UMCP told to be tough on rowdy students

Regents seek to send message about incidents after Final Four loss

April 07, 2001|By Michael Hill | Michael Hill,SUN STAFF

The Board of Regents told the administration of the University of Maryland, College Park to take the strongest possible action against students who participated in incidents of unrest after last Saturday's basketball loss to Duke in the Final Four.

"As proud as we are of the accomplishments of the basketball season, we are equally outraged, chagrined and disappointed with the actions of this small number of students," said Rep. Steny H. Hoyer, a 5th District Democrat and the regent who introduced the resolution approved at yesterday's meeting. "We need to send a clear and unambiguous message that this behavior is unacceptable."

In the resolution, the regents call for the school to "take the strongest action allowed by its disciplinary policies, consistent with the facts and circumstances of individual cases, if it identifies students or employees involved in these incidents."
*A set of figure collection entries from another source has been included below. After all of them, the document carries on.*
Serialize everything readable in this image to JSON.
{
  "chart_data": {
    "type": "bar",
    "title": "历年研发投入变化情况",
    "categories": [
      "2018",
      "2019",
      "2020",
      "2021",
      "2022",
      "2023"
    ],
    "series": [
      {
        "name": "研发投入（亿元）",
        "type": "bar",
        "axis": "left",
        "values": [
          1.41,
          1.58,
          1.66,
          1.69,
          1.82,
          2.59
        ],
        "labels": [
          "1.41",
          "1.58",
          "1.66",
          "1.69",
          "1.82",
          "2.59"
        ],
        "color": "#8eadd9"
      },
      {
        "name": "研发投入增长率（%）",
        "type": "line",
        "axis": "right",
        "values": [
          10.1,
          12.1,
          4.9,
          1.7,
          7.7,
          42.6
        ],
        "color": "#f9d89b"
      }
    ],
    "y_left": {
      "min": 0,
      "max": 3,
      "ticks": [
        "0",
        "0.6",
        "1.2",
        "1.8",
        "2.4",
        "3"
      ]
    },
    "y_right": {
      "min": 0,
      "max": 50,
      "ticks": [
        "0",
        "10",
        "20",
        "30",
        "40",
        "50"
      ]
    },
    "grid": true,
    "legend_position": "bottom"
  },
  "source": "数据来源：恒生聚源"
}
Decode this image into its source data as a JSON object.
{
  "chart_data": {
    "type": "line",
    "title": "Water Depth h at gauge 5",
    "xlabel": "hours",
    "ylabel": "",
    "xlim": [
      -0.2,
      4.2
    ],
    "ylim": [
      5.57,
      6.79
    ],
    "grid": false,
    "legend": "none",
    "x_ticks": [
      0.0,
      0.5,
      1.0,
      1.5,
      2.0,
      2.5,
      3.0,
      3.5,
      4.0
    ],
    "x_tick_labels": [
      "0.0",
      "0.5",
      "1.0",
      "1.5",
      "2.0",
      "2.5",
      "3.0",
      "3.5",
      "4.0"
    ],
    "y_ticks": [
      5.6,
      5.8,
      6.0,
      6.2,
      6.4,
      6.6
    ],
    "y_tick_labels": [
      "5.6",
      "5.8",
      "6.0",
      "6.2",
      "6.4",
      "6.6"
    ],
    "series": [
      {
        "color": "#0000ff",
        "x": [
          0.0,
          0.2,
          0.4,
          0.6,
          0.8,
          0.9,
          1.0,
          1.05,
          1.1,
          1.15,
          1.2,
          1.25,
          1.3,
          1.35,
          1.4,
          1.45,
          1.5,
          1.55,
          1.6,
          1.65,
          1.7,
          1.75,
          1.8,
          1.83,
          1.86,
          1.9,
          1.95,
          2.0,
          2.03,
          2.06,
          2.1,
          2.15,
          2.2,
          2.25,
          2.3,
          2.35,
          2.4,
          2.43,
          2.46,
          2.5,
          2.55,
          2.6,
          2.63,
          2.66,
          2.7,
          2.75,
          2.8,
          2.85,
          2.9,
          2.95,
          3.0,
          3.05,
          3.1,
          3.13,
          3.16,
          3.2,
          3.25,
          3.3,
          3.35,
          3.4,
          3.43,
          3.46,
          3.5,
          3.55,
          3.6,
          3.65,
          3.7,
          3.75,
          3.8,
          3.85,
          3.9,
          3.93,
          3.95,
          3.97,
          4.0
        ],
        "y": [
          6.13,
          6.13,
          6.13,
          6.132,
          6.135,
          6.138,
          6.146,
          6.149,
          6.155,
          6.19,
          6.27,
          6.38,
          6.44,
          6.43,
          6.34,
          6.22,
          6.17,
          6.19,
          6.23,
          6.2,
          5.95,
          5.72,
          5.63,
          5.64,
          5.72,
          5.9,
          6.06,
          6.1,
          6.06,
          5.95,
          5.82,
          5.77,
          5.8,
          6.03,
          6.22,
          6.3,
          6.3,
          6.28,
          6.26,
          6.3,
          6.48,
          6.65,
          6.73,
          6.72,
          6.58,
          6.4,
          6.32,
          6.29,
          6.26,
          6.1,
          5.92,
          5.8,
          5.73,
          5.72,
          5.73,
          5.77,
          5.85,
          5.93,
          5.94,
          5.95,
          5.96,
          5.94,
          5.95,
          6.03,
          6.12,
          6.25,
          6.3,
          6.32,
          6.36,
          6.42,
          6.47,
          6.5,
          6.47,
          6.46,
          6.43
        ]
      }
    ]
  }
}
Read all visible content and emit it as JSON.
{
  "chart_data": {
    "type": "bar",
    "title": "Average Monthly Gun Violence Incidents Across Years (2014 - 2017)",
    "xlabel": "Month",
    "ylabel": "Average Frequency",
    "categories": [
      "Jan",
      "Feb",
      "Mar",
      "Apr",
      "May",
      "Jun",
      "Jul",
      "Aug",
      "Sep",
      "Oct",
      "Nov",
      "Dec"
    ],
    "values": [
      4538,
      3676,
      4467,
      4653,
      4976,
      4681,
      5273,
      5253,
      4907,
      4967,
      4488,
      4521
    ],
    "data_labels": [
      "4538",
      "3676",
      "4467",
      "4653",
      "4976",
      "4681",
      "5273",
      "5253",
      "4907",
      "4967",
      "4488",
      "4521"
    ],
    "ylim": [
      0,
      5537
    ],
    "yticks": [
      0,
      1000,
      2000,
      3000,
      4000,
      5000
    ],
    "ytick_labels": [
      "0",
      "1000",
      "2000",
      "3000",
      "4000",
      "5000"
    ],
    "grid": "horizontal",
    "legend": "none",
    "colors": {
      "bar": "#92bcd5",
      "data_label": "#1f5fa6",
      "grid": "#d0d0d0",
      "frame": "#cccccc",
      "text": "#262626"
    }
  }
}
The board, meeting at the University of Maryland, Baltimore County, asked for a report from university officials on the investigation and expressed regrets to the College Park community.

Linda Clement, the dean of students at UMCP, told the regents that two students have been referred for possible disciplinary action - up to expulsion - and that the investigation continues. Prince George's County police have charged Josh Weidman, a 23-year-old junior who is a member of the wrestling team, with malicious burning and destruction.

Student regent Kevin Oxendine, a junior at UMCP, said student groups had been active in condemning and investigating the incidents. "These actions are not representative of the quality, character or nature of the vast majority of students," he said.

Several hundred students roamed the campus and the College Park area after the game March 31, setting numerous fires.

One fire ignited a fiber-optic cable owed by Comcast Cable television company, causing damage estimated at $200,000 to $300,000. Regent David Nevins, who is president of Comcast SportsNet, abstained from the vote.